4. Results & Findings

• Current State: Existing resources (MITRE ATLAS, AIID) are the most mature and reliable, but the overall landscape is fragmented. Many specialized datasets suffer from labeling inconsistencies or limited scope.
• Gap Identification: There is a lack of standardized IoCs for AI. Current CTI tools cannot effectively scan for "poisoned" training data or "backdoored" model weights without custom integration.
• Feasibility: It is technically feasible to build an AI CTI system by integrating structured taxonomies (AVID, CSET) with similarity hashing algorithms (Deep Hashing, TLSH).
• Tool Integration: An AI CTI knowledge base would allow security tools to:
  • Scan models before deployment against known malicious signatures.
  • Correlate observed behaviors with historical incidents (via AIID).
  • Monitor for specific TTPs (via MITRE ATLAS) like data poisoning or prompt injection.

5. Significance

This paper provides a foundational roadmap for the next generation of cybersecurity in the AI era.

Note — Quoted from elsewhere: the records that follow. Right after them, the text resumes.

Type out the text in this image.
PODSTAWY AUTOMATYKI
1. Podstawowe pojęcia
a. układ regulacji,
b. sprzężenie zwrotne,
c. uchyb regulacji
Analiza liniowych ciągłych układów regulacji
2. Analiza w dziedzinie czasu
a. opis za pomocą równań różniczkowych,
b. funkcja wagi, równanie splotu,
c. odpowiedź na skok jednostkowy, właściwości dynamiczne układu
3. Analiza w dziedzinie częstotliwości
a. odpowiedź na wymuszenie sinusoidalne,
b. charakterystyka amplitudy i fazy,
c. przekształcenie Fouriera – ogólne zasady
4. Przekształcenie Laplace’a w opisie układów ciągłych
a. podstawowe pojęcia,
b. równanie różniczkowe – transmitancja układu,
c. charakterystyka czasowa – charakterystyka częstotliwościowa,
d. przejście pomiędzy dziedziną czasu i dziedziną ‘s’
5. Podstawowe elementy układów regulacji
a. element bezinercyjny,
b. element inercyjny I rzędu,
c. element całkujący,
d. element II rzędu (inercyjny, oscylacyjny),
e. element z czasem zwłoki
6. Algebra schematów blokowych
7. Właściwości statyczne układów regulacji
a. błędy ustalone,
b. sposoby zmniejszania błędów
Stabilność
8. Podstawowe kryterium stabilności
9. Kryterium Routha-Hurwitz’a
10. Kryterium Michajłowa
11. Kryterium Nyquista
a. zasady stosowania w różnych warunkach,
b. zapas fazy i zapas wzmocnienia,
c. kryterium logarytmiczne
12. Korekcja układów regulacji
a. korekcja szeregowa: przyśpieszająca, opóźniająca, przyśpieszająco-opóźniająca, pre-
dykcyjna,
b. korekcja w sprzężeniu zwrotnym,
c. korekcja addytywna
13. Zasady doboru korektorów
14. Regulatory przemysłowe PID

• Strategic Value: It moves the industry from reactive incident reporting to proactive threat intelligence, enabling organizations to anticipate AI-specific attacks.
• Technical Innovation: By proposing the adaptation of deep hashing and semantic similarity for AI assets, the authors offer a practical solution to the scalability problem of comparing large models and datasets.
• Standardization: The call for a unified framework for AI IoCs and the evaluation of existing taxonomies (AVID, MITRE ATLAS) serves as a blueprint for future standardization efforts in AI security.
• Future Research: The paper identifies the need for novel IoCs tailored to AI tampering (e.g., detecting subtle weight modifications) and the development of automated frameworks to monitor AI supply chains.

In conclusion, the authors argue that without a specialized CTI framework, organizations remain blind to the unique risks posed by AI systems. The proposed approach integrates traditional threat intelligence methodologies with AI-specific data structures and similarity algorithms to create a robust defense mechanism for the AI supply chain.